Le Brésil n'est pas vraiment une société démocratique.

La confrontation judiciaire entre, d'une part, Lula et, d'autre part, Moro, les procureurs de Lava-jato et le TRF-4, nous fait réfléchir sur les patronymes en cause. Ce n'était pas Luís Inácio contre Sérgio ou Gabriela. C'était un Silva, le plus fréquent de notre pays, originaire de notre région économiquement la plus fragile et, d'autre part, Moro, Dallagnol, Pozzobon, Paulsen, Gebran, Tessler, Hardt, Burman Viecili ; Danelon et autres. La plupart des bourreaux de Lula portent le nom de familles arrivées "par bateau" pour reprendre l'image du président argentin Fernández. Et tous n'ont eu aucun mal à légitimer les « actes officiels indéterminés » qui composent la peine de l'ancien juge Moro.

Sous-jacente à la confrontation judiciaire, il y avait, comme cela est maintenant clair pour qui veut le voir, une lutte politique dans laquelle n'importe quel acte, comme dans toutes les guerres, était disponible pour ceux qui arrivaient « par bateau ». Il était impératif de traquer l'honneur de Lula et d'éliminer ainsi l'exemple de Lula selon lequel un Silva, parmi des millions d'entre nous, peut devenir citoyen du Brésil et jouir de droits fondamentaux qui lui ont été refusés pendant des siècles.

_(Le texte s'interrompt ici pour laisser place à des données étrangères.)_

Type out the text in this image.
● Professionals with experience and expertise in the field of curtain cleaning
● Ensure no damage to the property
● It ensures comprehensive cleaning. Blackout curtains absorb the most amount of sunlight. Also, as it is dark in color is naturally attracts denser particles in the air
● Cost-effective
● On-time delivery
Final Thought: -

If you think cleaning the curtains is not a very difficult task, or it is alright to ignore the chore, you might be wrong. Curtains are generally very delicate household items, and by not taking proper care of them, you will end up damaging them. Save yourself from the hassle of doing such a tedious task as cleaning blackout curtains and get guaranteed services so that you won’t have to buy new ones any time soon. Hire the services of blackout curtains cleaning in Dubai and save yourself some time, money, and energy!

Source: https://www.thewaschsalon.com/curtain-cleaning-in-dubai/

Alors que le Brésil devenait la sixième économie du monde aux mains de Silva, il devenait indispensable de le convertir en leader de la place, comme dans le célèbre power point, qui a amassé, des milliards, pas… des trillions de dollars, qui doivent être quelque part, comme sous le lit de Lula ou traçables dans le tablettes appris de son petit-fils de 4 ans.

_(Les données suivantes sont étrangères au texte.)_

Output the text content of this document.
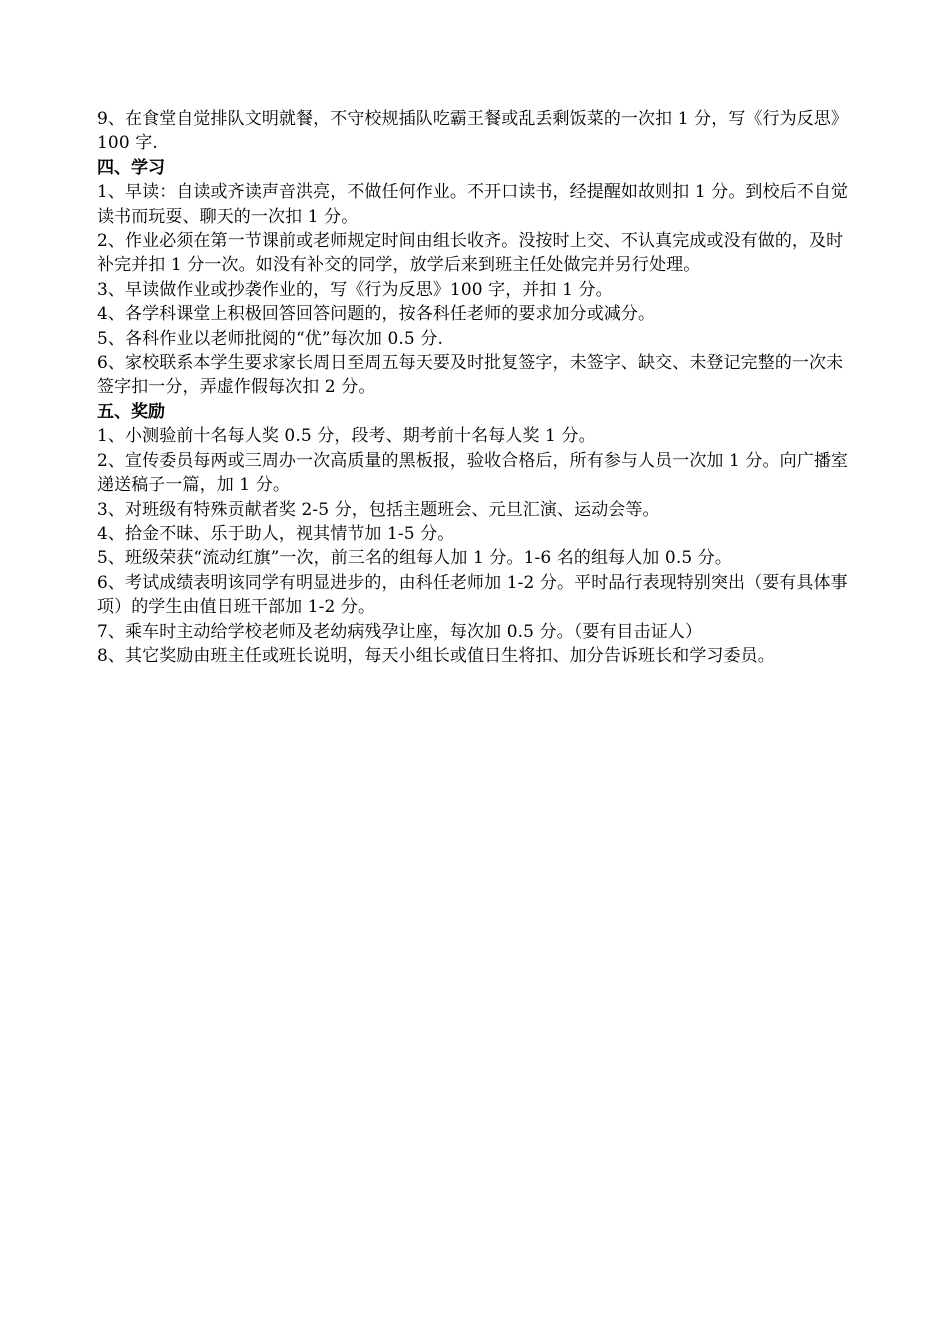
9、在食堂自觉排队文明就餐，不守校规插队吃霸王餐或乱丢剩饭菜的一次扣 1 分，写《行为反思》100 字.

四、学习

1、早读：自读或齐读声音洪亮，不做任何作业。不开口读书，经提醒如故则扣 1 分。到校后不自觉读书而玩耍、聊天的一次扣 1 分。

2、作业必须在第一节课前或老师规定时间由组长收齐。没按时上交、不认真完成或没有做的，及时补完并扣 1 分一次。如没有补交的同学，放学后来到班主任处做完并另行处理。

3、早读做作业或抄袭作业的，写《行为反思》100 字，并扣 1 分。

4、各学科课堂上积极回答回答问题的，按各科任老师的要求加分或减分。

5、各科作业以老师批阅的“优”每次加 0.5 分.

6、家校联系本学生要求家长周日至周五每天要及时批复签字，未签字、缺交、未登记完整的一次未签字扣一分，弄虚作假每次扣 2 分。

五、奖励

1、小测验前十名每人奖 0.5 分，段考、期考前十名每人奖 1 分。

2、宣传委员每两或三周办一次高质量的黑板报，验收合格后，所有参与人员一次加 1 分。向广播室递送稿子一篇，加 1 分。

3、对班级有特殊贡献者奖 2-5 分，包括主题班会、元旦汇演、运动会等。

4、拾金不昧、乐于助人，视其情节加 1-5 分。

5、班级荣获“流动红旗”一次，前三名的组每人加 1 分。1-6 名的组每人加 0.5 分。

6、考试成绩表明该同学有明显进步的，由科任老师加 1-2 分。平时品行表现特别突出（要有具体事项）的学生由值日班干部加 1-2 分。

7、乘车时主动给学校老师及老幼病残孕让座，每次加 0.5 分。（要有目击证人）

8、其它奖励由班主任或班长说明，每天小组长或值日生将扣、加分告诉班长和学习委员。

Le refus de valider les avancées démocratiques réalisées dans les trois gouvernements du PT (le quatrième mandat n'a d'ailleurs pas été exercé), malgré des erreurs déjà connues, ne semble pas pouvoir s'expliquer par des motifs exclusivement rationnels ou, du moins, échapper notre attention, interaction de la contribution de nombreux facteurs, de natures diverses, en jeu.

Dans la recherche de l'intelligibilité de cet état de fait, il faut bien sûr revenir sur quelques points déjà largement connus des interprètes « classiques » de la société brésilienne. Notre plus grande difficulté est de faire du Brésil une société réellement démocratique et je me réfère, dans ce cas, comme on le sait, non pas au simple acte formel d'organiser des élections périodiques, qui est proposé dans les publicités du TSE pendant les périodes électorales, comme quoi définit une démocratie, mais la garantie de la citoyenneté à tous afin que nous avancions vers une société dans laquelle tous les citoyens jouissent des droits fondamentaux tels qu'un logement décent, l'éducation, la santé, etc.

La question qui nous intrigue, à première vue, naïfs, est pourquoi ces classes qui jouissent de ces droits les refusent à ceux, la grande majorité, qui n'en jouissent pas. L'outil théorique de l'opposition entre capital et travail joue certes un rôle pertinent dans la réponse, mais je poursuivrai, dans ce texte, d'autres contenus, peut-être à valeur explicative, qui sous-tendent l'opposition précitée, qui peut avoir le caractère d'une superstructure au sens marxiste.

L'évasion pointue est certainement une manifestation du refus de rechercher l'égalité, toujours comme un idéal, bien sûr, de droits, d'opportunités, etc. C'est au moment où un être humain regarde un autre dans les yeux que son altérité légitime, telle qu'elle est, peut être entrevu, accueilli ou non. Revenons à la question : pourquoi notre société, au sens plus large de « civilisation », refuse-t-elle de considérer chacun comme un autre qui mériterait d'être reconnu dans son altérité ? La réponse à une question de cette qualité doit tenter d'expliciter des propriétés psychosociales qui sont, sûrement, de nature majoritairement non rationnelle. Il s'agit donc d'essayer de théoriser sur ce qu'on peut appeler, aujourd'hui, des conceptualisations culturelles qui, avec bonne volonté, explicitent, en quelque sorte, ce que l'on appelle souvent, dans la tradition allemande, "l'esprit", ou de mentalité, qui est sous-jacente, ou inconsciente, à ce que nous allons nommer ici, malgré quelques antagonismes d'expression, « civilisation brésilienne ».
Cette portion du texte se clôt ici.